Mais au fait, comment Jacques a-t-il atterri au cœur du Livradois-Forez ? Je vous le donne en mille : grâce au 7ᵉ art. C’est un ami, lui aussi passionné par l’image, qui fait découvrir la région à Jacques et à sa femme. Le coup de cœur opère. En 2019, ils achètent une maison à Saint-Amant-Roche-Savine. Ce qui devait être une résidence secondaire s’impose vite comme une évidence, et depuis 5 ans, une fois à la retraite, le couple y pose définitivement ses valises.

C’est là que la grange attenante entre véritablement en scène : Jacques l’aménage minutieusement pour y exposer ses trésors et l’enrichir sans cesse de nouveaux matériels. « Même si un jour, il faudra que je pousse les murs ! » La bonne nouvelle, c’est que depuis deux ans, La Grange à images est ouverte au public. Une occasion unique de plonger dans l’histoire de l’image, guidé par un passionné à l’enthousiasme communicatif. Le maître des lieux précise : « Évidemment, l’idée n’est pas de faire une présentation « catalogue », ce serait rébarbatif. Je partage une histoire émaillée d’anecdotes, centrée sur les hommes et les femmes qui l’ont faite. »

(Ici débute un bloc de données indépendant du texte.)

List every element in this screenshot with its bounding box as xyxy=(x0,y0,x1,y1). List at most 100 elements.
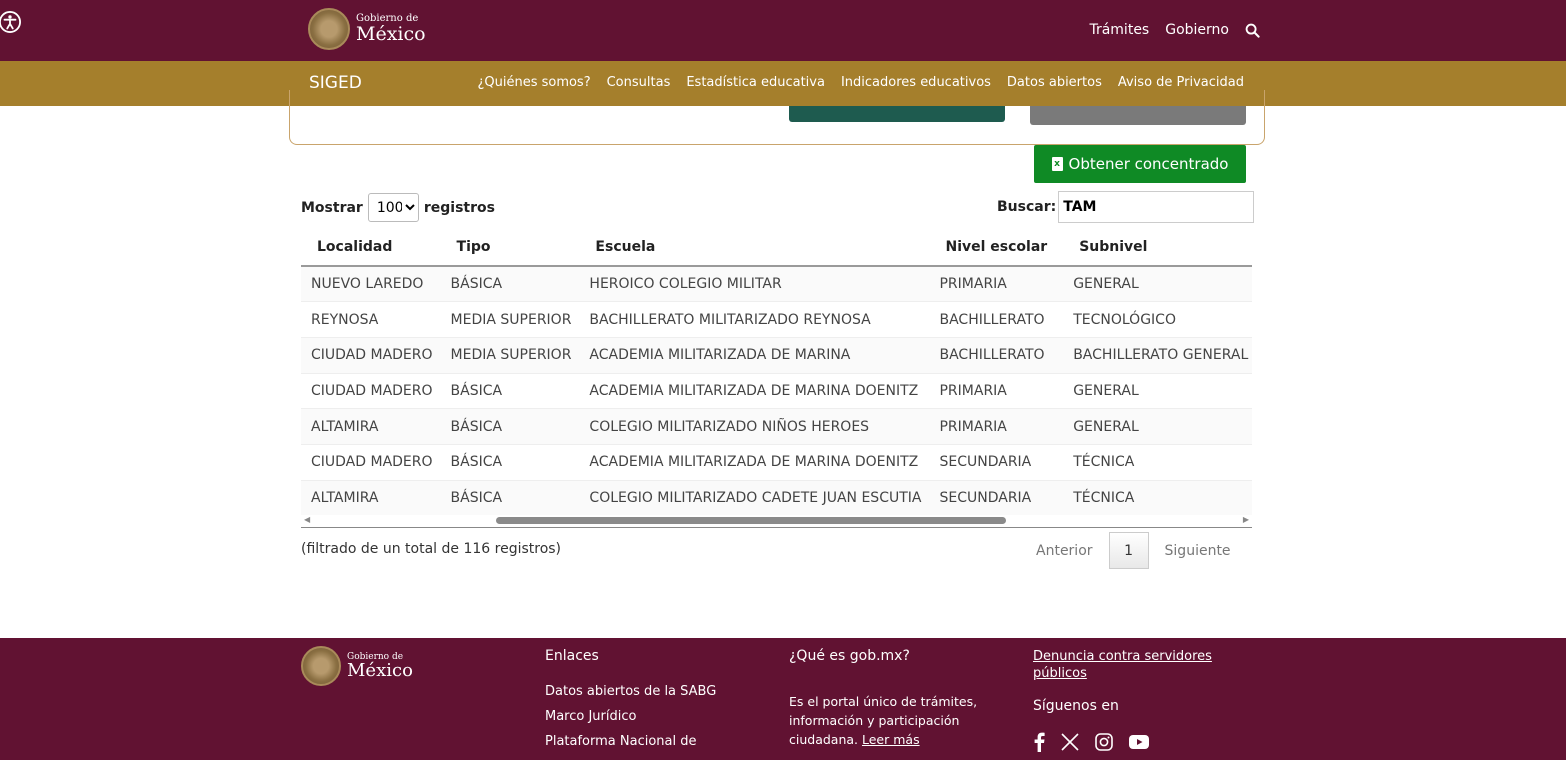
cell-tipo: MEDIA SUPERIOR xyxy=(440,337,580,374)
footer-social-column: Denuncia contra servidores públicos Sígu… xyxy=(1033,648,1233,752)
page-length-control: Mostrar 100 registros xyxy=(301,193,495,222)
cell-tipo: BÁSICA xyxy=(440,373,580,410)
search-input[interactable] xyxy=(1058,191,1255,223)
footer-links-column: Enlaces Datos abiertos de la SABG Marco … xyxy=(545,648,716,759)
nav-indicadores[interactable]: Indicadores educativos xyxy=(841,75,991,90)
footer-links-title: Enlaces xyxy=(545,648,599,664)
cell-subnivel: TÉCNICA xyxy=(1063,480,1252,515)
cell-escuela: ACADEMIA MILITARIZADA DE MARINA DOENITZ xyxy=(579,373,930,410)
export-button[interactable]: x Obtener concentrado xyxy=(1034,145,1246,183)
show-label: Mostrar xyxy=(301,199,363,216)
search-button[interactable] xyxy=(789,106,1005,122)
page-length-select[interactable]: 100 xyxy=(367,193,419,222)
cell-localidad: NUEVO LAREDO xyxy=(301,266,441,303)
sub-nav: ¿Quiénes somos? Consultas Estadística ed… xyxy=(461,75,1244,90)
cell-escuela: ACADEMIA MILITARIZADA DE MARINA xyxy=(579,337,930,374)
table-info: (filtrado de un total de 116 registros) xyxy=(301,541,562,557)
nav-quienes-somos[interactable]: ¿Quiénes somos? xyxy=(477,75,590,90)
cell-escuela: COLEGIO MILITARIZADO CADETE JUAN ESCUTIA xyxy=(579,480,930,515)
footer-about-title: ¿Qué es gob.mx? xyxy=(789,648,910,664)
cell-nivel: PRIMARIA xyxy=(929,408,1064,445)
footer-read-more-link[interactable]: Leer más xyxy=(862,732,920,747)
scrollbar-thumb[interactable] xyxy=(496,517,1006,524)
youtube-icon[interactable] xyxy=(1129,735,1149,749)
logo-big-text: México xyxy=(356,23,426,45)
table-row[interactable]: CIUDAD MADERO MEDIA SUPERIOR ACADEMIA MILI… xyxy=(301,337,1252,374)
social-links xyxy=(1033,732,1233,752)
header-escuela[interactable]: Escuela xyxy=(579,228,930,267)
results-table: Localidad Tipo Escuela Nivel escolar Sub… xyxy=(301,228,1252,515)
cell-nivel: PRIMARIA xyxy=(929,373,1064,410)
cell-subnivel: TECNOLÓGICO xyxy=(1063,301,1252,338)
header-nivel[interactable]: Nivel escolar xyxy=(929,228,1064,267)
page-1-button[interactable]: 1 xyxy=(1108,532,1149,569)
export-button-label: Obtener concentrado xyxy=(1068,155,1229,173)
cell-localidad: ALTAMIRA xyxy=(301,408,441,445)
cell-localidad: CIUDAD MADERO xyxy=(301,337,441,374)
footer-about-column: ¿Qué es gob.mx? Es el portal único de tr… xyxy=(789,648,989,749)
x-icon[interactable] xyxy=(1061,733,1079,751)
cell-tipo: BÁSICA xyxy=(440,408,580,445)
footer-about-paragraph: Es el portal único de trámites, informac… xyxy=(789,692,989,749)
cell-localidad: CIUDAD MADERO xyxy=(301,373,441,410)
header-localidad[interactable]: Localidad xyxy=(301,228,441,267)
gobierno-logo[interactable]: Gobierno de México xyxy=(308,8,426,50)
cell-tipo: BÁSICA xyxy=(440,444,580,481)
nav-estadistica[interactable]: Estadística educativa xyxy=(686,75,825,90)
cell-nivel: BACHILLERATO xyxy=(929,301,1064,338)
header-tipo[interactable]: Tipo xyxy=(440,228,580,267)
cell-localidad: CIUDAD MADERO xyxy=(301,444,441,481)
table-row[interactable]: ALTAMIRA BÁSICA COLEGIO MILITARIZADO NIÑOS… xyxy=(301,408,1252,445)
results-table-wrapper: Localidad Tipo Escuela Nivel escolar Sub… xyxy=(301,228,1252,515)
scroll-left-icon[interactable]: ◀ xyxy=(304,515,310,524)
cell-subnivel: GENERAL xyxy=(1063,408,1252,445)
search-icon[interactable] xyxy=(1245,23,1260,38)
footer-logo-big: México xyxy=(347,659,413,681)
table-row[interactable]: ALTAMIRA BÁSICA COLEGIO MILITARIZADO CADET… xyxy=(301,480,1252,515)
seal-icon xyxy=(308,8,350,50)
horizontal-scrollbar[interactable]: ◀ ▶ xyxy=(301,515,1252,528)
accessibility-icon[interactable] xyxy=(0,8,21,36)
footer-link-plataforma[interactable]: Plataforma Nacional de xyxy=(545,734,716,749)
seal-icon xyxy=(301,646,341,686)
facebook-icon[interactable] xyxy=(1033,732,1045,752)
table-row[interactable]: REYNOSA MEDIA SUPERIOR BACHILLERATO MILITA… xyxy=(301,301,1252,338)
cell-subnivel: TÉCNICA xyxy=(1063,444,1252,481)
prev-page-button[interactable]: Anterior xyxy=(1036,543,1093,559)
footer-report-link[interactable]: Denuncia contra servidores públicos xyxy=(1033,648,1233,682)
table-header-row: Localidad Tipo Escuela Nivel escolar Sub… xyxy=(301,228,1252,267)
next-page-button[interactable]: Siguiente xyxy=(1165,543,1231,559)
cell-escuela: BACHILLERATO MILITARIZADO REYNOSA xyxy=(579,301,930,338)
cell-escuela: HEROICO COLEGIO MILITAR xyxy=(579,266,930,303)
scroll-right-icon[interactable]: ▶ xyxy=(1243,515,1249,524)
nav-consultas[interactable]: Consultas xyxy=(607,75,671,90)
cell-localidad: ALTAMIRA xyxy=(301,480,441,515)
nav-datos-abiertos[interactable]: Datos abiertos xyxy=(1007,75,1102,90)
cell-nivel: BACHILLERATO xyxy=(929,337,1064,374)
instagram-icon[interactable] xyxy=(1095,733,1113,751)
records-label: registros xyxy=(423,199,495,216)
cell-nivel: SECUNDARIA xyxy=(929,480,1064,515)
nav-gobierno[interactable]: Gobierno xyxy=(1165,22,1229,38)
table-row[interactable]: NUEVO LAREDO BÁSICA HEROICO COLEGIO MILITA… xyxy=(301,266,1252,303)
cell-nivel: SECUNDARIA xyxy=(929,444,1064,481)
cell-localidad: REYNOSA xyxy=(301,301,441,338)
cell-tipo: BÁSICA xyxy=(440,480,580,515)
cell-escuela: COLEGIO MILITARIZADO NIÑOS HEROES xyxy=(579,408,930,445)
footer-logo[interactable]: Gobierno de México xyxy=(301,646,413,686)
cell-subnivel: GENERAL xyxy=(1063,373,1252,410)
pagination: Anterior 1 Siguiente xyxy=(1036,532,1231,569)
cell-subnivel: BACHILLERATO GENERAL xyxy=(1063,337,1252,374)
table-row[interactable]: CIUDAD MADERO BÁSICA ACADEMIA MILITARIZADA… xyxy=(301,444,1252,481)
reset-button[interactable] xyxy=(1030,106,1246,125)
cell-nivel: PRIMARIA xyxy=(929,266,1064,303)
nav-tramites[interactable]: Trámites xyxy=(1089,22,1149,38)
table-row[interactable]: CIUDAD MADERO BÁSICA ACADEMIA MILITARIZADA… xyxy=(301,373,1252,410)
footer-link-datos-abiertos[interactable]: Datos abiertos de la SABG xyxy=(545,684,716,699)
top-nav: Trámites Gobierno xyxy=(1073,22,1260,38)
footer-link-marco-juridico[interactable]: Marco Jurídico xyxy=(545,709,716,724)
cell-tipo: MEDIA SUPERIOR xyxy=(440,301,580,338)
table-search: Buscar: xyxy=(997,191,1255,223)
nav-aviso-privacidad[interactable]: Aviso de Privacidad xyxy=(1118,75,1244,90)
header-subnivel[interactable]: Subnivel xyxy=(1063,228,1252,267)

LA PETITE HISTOIRE DANS LA GRANDE

Et des anecdotes palpitantes, Jacques en a à revendre ! Comme cette fois où il déniche sur Leboncoin une caméra Étoile d’or, commercialisée en 1938 par Pathé. Un modèle tellement rare, jamais photographié, qu’on n’en connaît aujourd’hui que quatre exemplaires au monde. Le scénario de cette trouvaille ? « En janvier 1938, une commande de 500 caméras est passée à un fabricant autrichien. Mais avec les prémices de la Seconde Guerre mondiale, les industries sont rapidement reconverties. Un seul et unique lot arrivera en France… Et c’est l’une de ces reliques rescapées de l’Histoire qui trône aujourd’hui à Saint-Amant-Roche-Savine. »

Aujourd’hui, Jacques a tissé des liens forts avec des amateurs de cinéma et des acteurs culturels du territoire. Il fait partie du Club Niépce Lumière et du Club des Collectionneurs du Cinématographe. Et ce qui réjouit le plus notre collectionneur, c’est de voir que la magie opère toujours à l’ère du numérique. « Ce qui me rassure, c’est qu’il y a des passionnés, et même des jeunes, qui sont attirés par l’expérience de la salle obscure, et qui ont envie de voir ou même de tourner des films en argentique. » Coupez, c’est dans la boîte ! Pour vous du moins, car pour ma part, je crois que je vais rester encore un peu… Promis, juste le temps d’une histoire ou deux.